I know exactly what everyone is talking about. Family and friends don't come or call. At first you feel so isolated. But, then you start to realize that people really don't know what to do. My favorite is the standard card that says " if you need anything, please call". What a cop out! A phone call would be fantastic. People are really afraid of ALS. Most of us were probably real go getters in life. I know I was. I was the one that took charge and made things happen. I always tried to do for others thinking that if I ever needed anything one day, my good deeds would come back to me. I was wrong. For the most part people only consider themselves and their needs. Which is sad. But, our society is very "me" oriented and when something like this happens people really can't work it into their schedules. It is hard on my kids, they are in their 20's and for the most part they are in denial. Can you blame them. It is hard to watch your mom turn into a vegetable. We had a huge 4th of July party and I invited friends that I haven't seen in 20 years. They all came, but only one has contacted me since to see if she could come over for lunch. The only person that I can truly count on is my husband. I thank God that I have him. We all need one person that is our rock. It is a lonely disease. I think that most terminal illnesses are like this. People not mean to be selfish, they just don't want to be reminded that our life on earth is not guaranteed.
 
Hi Paula:
You are not alone. My wife's family disappeared as well. Her sister, whom she could be with several times a week ended up only visiting once per month... and even then she spent much of her time dealing with my kids. Of a family of 6 siblings only one visited more than once a month and they are all within an hours drive.
My kids were part of the rock that kept the family grounded through the sickness and our motto was to get involved... grab a mit and get in the game! WHen the end came, we were able to cope ... those that disappeared are still coming to grips with the loss and it's been over 5 years!
I've seen it before and others will likely verify this... you find that support for your dad will often come from places where you east expect it.

CHeers
T.
 
Pauls and others

I really think part of the problem may also be not understanding what ALS is and the fact that someone cannot CATCH it by visiting us. It's almost like they associate anything with letters for a disease with aids or something. I know they have trouble trying to know what to say to comfort us, but just visiting us and listening sometimes helps more than anything they could say. That is, while we can still talk.
To others who have not known someone who has had ALS and the progress of the disease it would help if they would at least look it up on the internet and try to understand what we face everyday. We know we are dying, just not exactly when, and one of the worse feelings in the world is to feel your are dying alone, with no one to be there to care and comfort you in the process.
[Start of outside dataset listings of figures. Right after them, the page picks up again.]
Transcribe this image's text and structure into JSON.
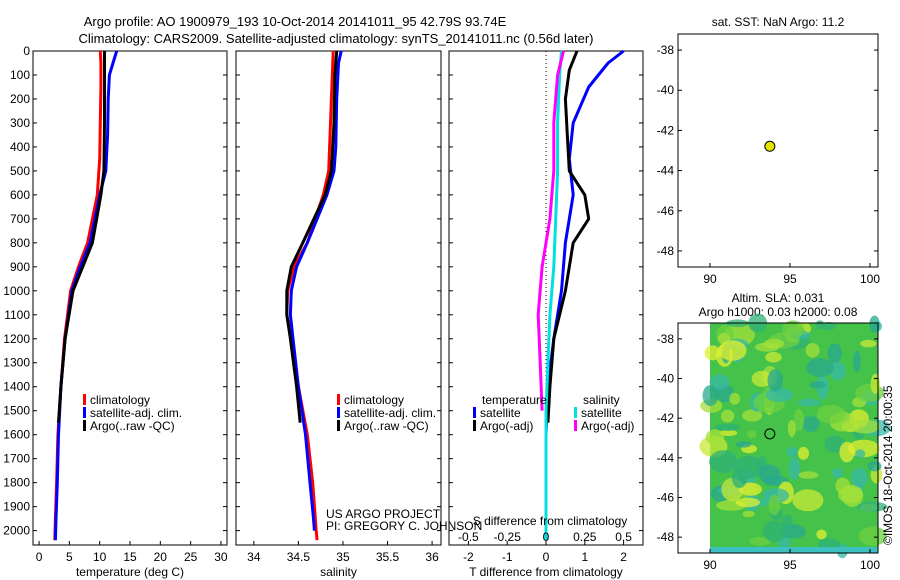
{
  "title": {
    "line1": "Argo profile: AO 1900979_193 10-Oct-2014 20141011_95 42.79S 93.74E",
    "line2": "Climatology: CARS2009. Satellite-adjusted climatology: synTS_20141011.nc (0.56d later)"
  },
  "colors": {
    "clim": "#ff0000",
    "sat": "#0000ff",
    "argo": "#000000",
    "sal_sat": "#00e0e0",
    "sal_argo": "#ff00ff",
    "marker": "#e5e500"
  },
  "credit": {
    "line1": "US ARGO PROJECT",
    "line2": "PI: GREGORY C. JOHNSON"
  },
  "side_label": "©IMOS 18-Oct-2014 20:00:35",
  "chart_data": [
    {
      "type": "line",
      "xlabel": "temperature (deg C)",
      "xlim": [
        -1,
        31
      ],
      "ylim": [
        2060,
        0
      ],
      "x_ticks": [
        0,
        5,
        10,
        15,
        20,
        25,
        30
      ],
      "y_ticks": [
        0,
        100,
        200,
        300,
        400,
        500,
        600,
        700,
        800,
        900,
        1000,
        1100,
        1200,
        1300,
        1400,
        1500,
        1600,
        1700,
        1800,
        1900,
        2000
      ],
      "legend": [
        "climatology",
        "satellite-adj. clim.",
        "Argo(..raw -QC)"
      ],
      "legend_position": "lower-middle",
      "series": [
        {
          "name": "climatology",
          "color": "#ff0000",
          "points": [
            [
              10.1,
              0
            ],
            [
              10.2,
              50
            ],
            [
              10.2,
              150
            ],
            [
              10.1,
              300
            ],
            [
              10,
              450
            ],
            [
              9.6,
              600
            ],
            [
              8,
              800
            ],
            [
              6.5,
              900
            ],
            [
              5.2,
              1000
            ],
            [
              4.2,
              1200
            ],
            [
              3.6,
              1400
            ],
            [
              3.1,
              1600
            ],
            [
              2.9,
              1800
            ],
            [
              2.7,
              1950
            ],
            [
              2.6,
              2040
            ]
          ]
        },
        {
          "name": "satellite-adj. clim.",
          "color": "#0000ff",
          "points": [
            [
              12.8,
              0
            ],
            [
              12.2,
              50
            ],
            [
              11.6,
              100
            ],
            [
              11.4,
              200
            ],
            [
              11.3,
              350
            ],
            [
              11.0,
              500
            ],
            [
              10,
              600
            ],
            [
              8.4,
              800
            ],
            [
              6.8,
              900
            ],
            [
              5.4,
              1000
            ],
            [
              4.3,
              1200
            ],
            [
              3.6,
              1400
            ],
            [
              3.2,
              1600
            ],
            [
              3.0,
              1800
            ],
            [
              2.8,
              1950
            ],
            [
              2.7,
              2040
            ]
          ]
        },
        {
          "name": "Argo(..raw -QC)",
          "color": "#000000",
          "points": [
            [
              10.8,
              0
            ],
            [
              10.8,
              100
            ],
            [
              10.8,
              300
            ],
            [
              10.7,
              500
            ],
            [
              10.2,
              600
            ],
            [
              8.8,
              800
            ],
            [
              7.2,
              900
            ],
            [
              5.6,
              1000
            ],
            [
              4.3,
              1200
            ],
            [
              3.6,
              1400
            ],
            [
              3.2,
              1550
            ]
          ]
        }
      ]
    },
    {
      "type": "line",
      "xlabel": "salinity",
      "xlim": [
        33.8,
        36.1
      ],
      "ylim": [
        2060,
        0
      ],
      "x_ticks": [
        34,
        34.5,
        35,
        35.5,
        36
      ],
      "legend": [
        "climatology",
        "satellite-adj. clim.",
        "Argo(..raw -QC)"
      ],
      "legend_position": "lower-right",
      "series": [
        {
          "name": "climatology",
          "color": "#ff0000",
          "points": [
            [
              34.89,
              0
            ],
            [
              34.88,
              100
            ],
            [
              34.86,
              300
            ],
            [
              34.84,
              500
            ],
            [
              34.78,
              600
            ],
            [
              34.6,
              800
            ],
            [
              34.45,
              900
            ],
            [
              34.38,
              1000
            ],
            [
              34.37,
              1100
            ],
            [
              34.42,
              1200
            ],
            [
              34.5,
              1400
            ],
            [
              34.6,
              1600
            ],
            [
              34.66,
              1800
            ],
            [
              34.7,
              2000
            ],
            [
              34.71,
              2040
            ]
          ]
        },
        {
          "name": "satellite-adj. clim.",
          "color": "#0000ff",
          "points": [
            [
              34.98,
              0
            ],
            [
              34.95,
              50
            ],
            [
              34.93,
              200
            ],
            [
              34.92,
              400
            ],
            [
              34.9,
              500
            ],
            [
              34.82,
              600
            ],
            [
              34.6,
              800
            ],
            [
              34.48,
              900
            ],
            [
              34.42,
              1000
            ],
            [
              34.41,
              1100
            ],
            [
              34.44,
              1200
            ],
            [
              34.5,
              1400
            ],
            [
              34.58,
              1600
            ],
            [
              34.63,
              1800
            ],
            [
              34.67,
              1950
            ],
            [
              34.68,
              2000
            ]
          ]
        },
        {
          "name": "Argo(..raw -QC)",
          "color": "#000000",
          "points": [
            [
              34.93,
              0
            ],
            [
              34.91,
              100
            ],
            [
              34.9,
              300
            ],
            [
              34.87,
              500
            ],
            [
              34.8,
              600
            ],
            [
              34.55,
              800
            ],
            [
              34.42,
              900
            ],
            [
              34.37,
              1000
            ],
            [
              34.37,
              1100
            ],
            [
              34.41,
              1200
            ],
            [
              34.48,
              1400
            ],
            [
              34.52,
              1550
            ]
          ]
        }
      ]
    },
    {
      "type": "line",
      "xlabel": "T difference from climatology",
      "xlabel_top": "S difference from climatology",
      "xlim": [
        -2.5,
        2.5
      ],
      "ylim": [
        2060,
        0
      ],
      "x_ticks": [
        -2,
        -1,
        0,
        1,
        2
      ],
      "x_ticks_top": [
        -0.5,
        -0.25,
        0,
        0.25,
        0.5
      ],
      "legend_titles": [
        "temperature",
        "salinity"
      ],
      "legend": [
        "satellite",
        "Argo(-adj)",
        "satellite",
        "Argo(-adj)"
      ],
      "legend_position": "lower",
      "series": [
        {
          "name": "satellite",
          "group": "temperature",
          "color": "#0000ff",
          "points": [
            [
              2,
              0
            ],
            [
              1.6,
              50
            ],
            [
              1.1,
              150
            ],
            [
              0.7,
              300
            ],
            [
              0.6,
              450
            ],
            [
              0.7,
              600
            ],
            [
              0.6,
              700
            ],
            [
              0.5,
              800
            ],
            [
              0.4,
              1000
            ],
            [
              0.2,
              1200
            ],
            [
              0.05,
              1400
            ],
            [
              0,
              1600
            ],
            [
              0,
              1800
            ],
            [
              0,
              2040
            ]
          ]
        },
        {
          "name": "Argo(-adj)",
          "group": "temperature",
          "color": "#000000",
          "points": [
            [
              0.8,
              0
            ],
            [
              0.6,
              80
            ],
            [
              0.5,
              200
            ],
            [
              0.55,
              350
            ],
            [
              0.6,
              500
            ],
            [
              1.0,
              600
            ],
            [
              1.1,
              700
            ],
            [
              0.7,
              800
            ],
            [
              0.5,
              1000
            ],
            [
              0.2,
              1200
            ],
            [
              0.1,
              1400
            ],
            [
              0.05,
              1550
            ]
          ]
        },
        {
          "name": "satellite",
          "group": "salinity",
          "color": "#00e0e0",
          "points": [
            [
              0.4,
              0
            ],
            [
              0.35,
              100
            ],
            [
              0.3,
              300
            ],
            [
              0.3,
              500
            ],
            [
              0.25,
              700
            ],
            [
              0.2,
              900
            ],
            [
              0.1,
              1100
            ],
            [
              0.05,
              1300
            ],
            [
              0,
              1500
            ],
            [
              0,
              1800
            ],
            [
              0,
              2040
            ]
          ]
        },
        {
          "name": "Argo(-adj)",
          "group": "salinity",
          "color": "#ff00ff",
          "points": [
            [
              0.45,
              0
            ],
            [
              0.3,
              100
            ],
            [
              0.2,
              300
            ],
            [
              0.2,
              500
            ],
            [
              0.1,
              700
            ],
            [
              -0.1,
              900
            ],
            [
              -0.2,
              1100
            ],
            [
              -0.15,
              1300
            ],
            [
              -0.1,
              1500
            ]
          ]
        }
      ]
    },
    {
      "type": "scatter",
      "title": "sat. SST: NaN Argo: 11.2",
      "xlim": [
        88,
        100.5
      ],
      "ylim": [
        -48.8,
        -37.2
      ],
      "x_ticks": [
        90,
        95,
        100
      ],
      "y_ticks": [
        -38,
        -40,
        -42,
        -44,
        -46,
        -48
      ],
      "points": [
        {
          "x": 93.74,
          "y": -42.79
        }
      ]
    },
    {
      "type": "heatmap",
      "title_line1": "Altim. SLA: 0.031",
      "title_line2": "Argo h1000: 0.03 h2000: 0.08",
      "xlim": [
        88,
        100.5
      ],
      "ylim": [
        -48.8,
        -37.2
      ],
      "x_ticks": [
        90,
        95,
        100
      ],
      "y_ticks": [
        -38,
        -40,
        -42,
        -44,
        -46,
        -48
      ],
      "points": [
        {
          "x": 93.74,
          "y": -42.79
        }
      ]
    }
  ]
}
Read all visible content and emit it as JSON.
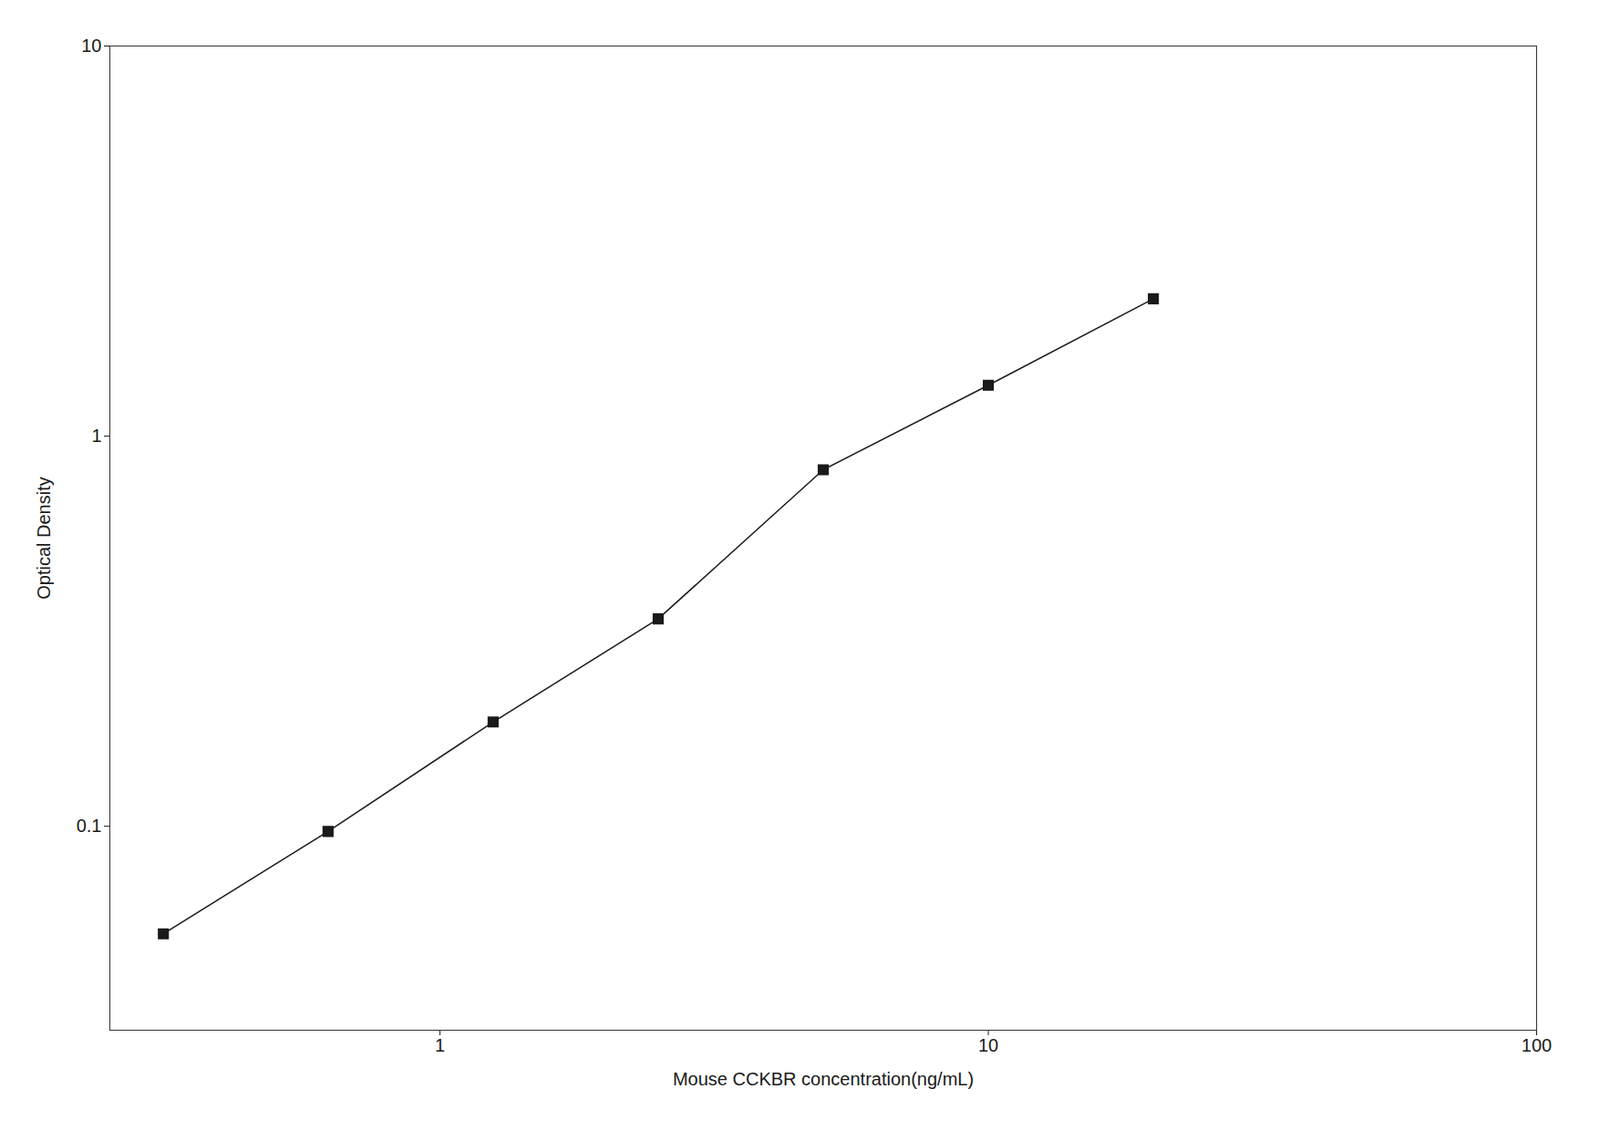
{
  "chart_data": {
    "type": "line",
    "x": [
      0.313,
      0.625,
      1.25,
      2.5,
      5.0,
      10.0,
      20.0
    ],
    "values": [
      0.053,
      0.097,
      0.185,
      0.34,
      0.82,
      1.35,
      2.25
    ],
    "xlabel": "Mouse CCKBR concentration(ng/mL)",
    "ylabel": "Optical Density",
    "xlim": [
      0.25,
      100
    ],
    "ylim": [
      0.03,
      10
    ],
    "xticks": [
      1,
      10,
      100
    ],
    "yticks": [
      0.1,
      1,
      10
    ],
    "log": true,
    "grid": false,
    "color": "#1a1a1a",
    "marker": "square",
    "line_style": "solid"
  }
}
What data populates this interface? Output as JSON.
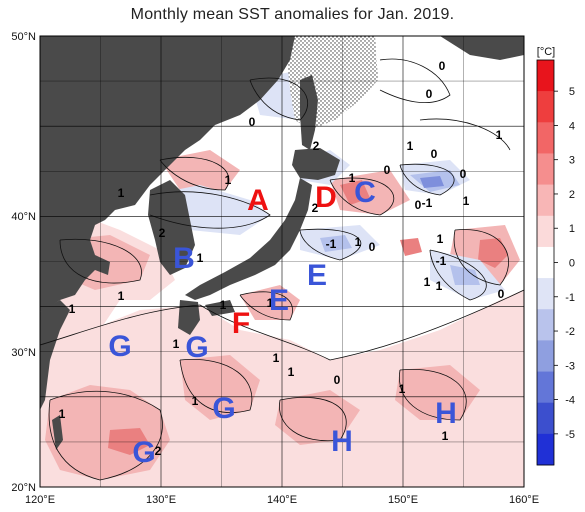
{
  "title": "Monthly mean SST anomalies for Jan. 2019.",
  "colors": {
    "land": "#4a4a4a",
    "ocean_neutral": "#ffffff",
    "warm_1": "#fadede",
    "warm_2": "#f3b5b5",
    "warm_3": "#ea8080",
    "cool_1": "#dde3f6",
    "cool_2": "#b4c1ec",
    "cool_3": "#7e8fdc",
    "region_red": "#ee1111",
    "region_blue": "#3a55d8"
  },
  "lat_labels": [
    "50°N",
    "40°N",
    "30°N",
    "20°N"
  ],
  "lon_labels": [
    "120°E",
    "130°E",
    "140°E",
    "150°E",
    "160°E"
  ],
  "colorbar": {
    "unit": "[°C]",
    "ticks": [
      "5",
      "4",
      "3",
      "2",
      "1",
      "0",
      "-1",
      "-2",
      "-3",
      "-4",
      "-5"
    ],
    "colors": [
      "#e8141c",
      "#ee3e3e",
      "#f26666",
      "#f58e8e",
      "#f8b6b6",
      "#fbdada",
      "#ffffff",
      "#dfe4f6",
      "#b9c3ec",
      "#8f9fe0",
      "#6376d8",
      "#3c4fce",
      "#2030d6"
    ]
  },
  "region_labels": [
    {
      "text": "A",
      "color": "red"
    },
    {
      "text": "D",
      "color": "red"
    },
    {
      "text": "C",
      "color": "blue"
    },
    {
      "text": "B",
      "color": "blue"
    },
    {
      "text": "E",
      "color": "blue"
    },
    {
      "text": "E",
      "color": "blue"
    },
    {
      "text": "F",
      "color": "red"
    },
    {
      "text": "G",
      "color": "blue"
    },
    {
      "text": "G",
      "color": "blue"
    },
    {
      "text": "G",
      "color": "blue"
    },
    {
      "text": "G",
      "color": "blue"
    },
    {
      "text": "H",
      "color": "blue"
    },
    {
      "text": "H",
      "color": "blue"
    }
  ],
  "contour_labels": [
    "0",
    "0",
    "0",
    "0",
    "1",
    "0",
    "1",
    "1",
    "0",
    "2",
    "2",
    "1",
    "0",
    "-1",
    "1",
    "0",
    "-1",
    "-1",
    "1",
    "1",
    "1",
    "1",
    "0",
    "1",
    "1",
    "2",
    "1",
    "1",
    "1",
    "1",
    "0",
    "1",
    "1",
    "1",
    "1",
    "2",
    "1",
    "1",
    "1"
  ]
}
Education about ALS would probably help our friends and loved ones who have just vanished to let us die alone. Dang that sounds morbid, but it's true. And it really hurts when you have friends who know all about ALS and still stay away. I think it takes a brave person to face death, whether it's your own, or a friends. But they need to face it, because it's coming for all of them at one time or another. The bible says it's appointed unto man once to die, and after that the judgement.

Our friends will have to answer for their actions later, but we will all be answering for ours soon. Have you settled up with God? If you lack peace about dying them maybe you still have something that needs to dealt with about your relationship with him. No one can answer that but you.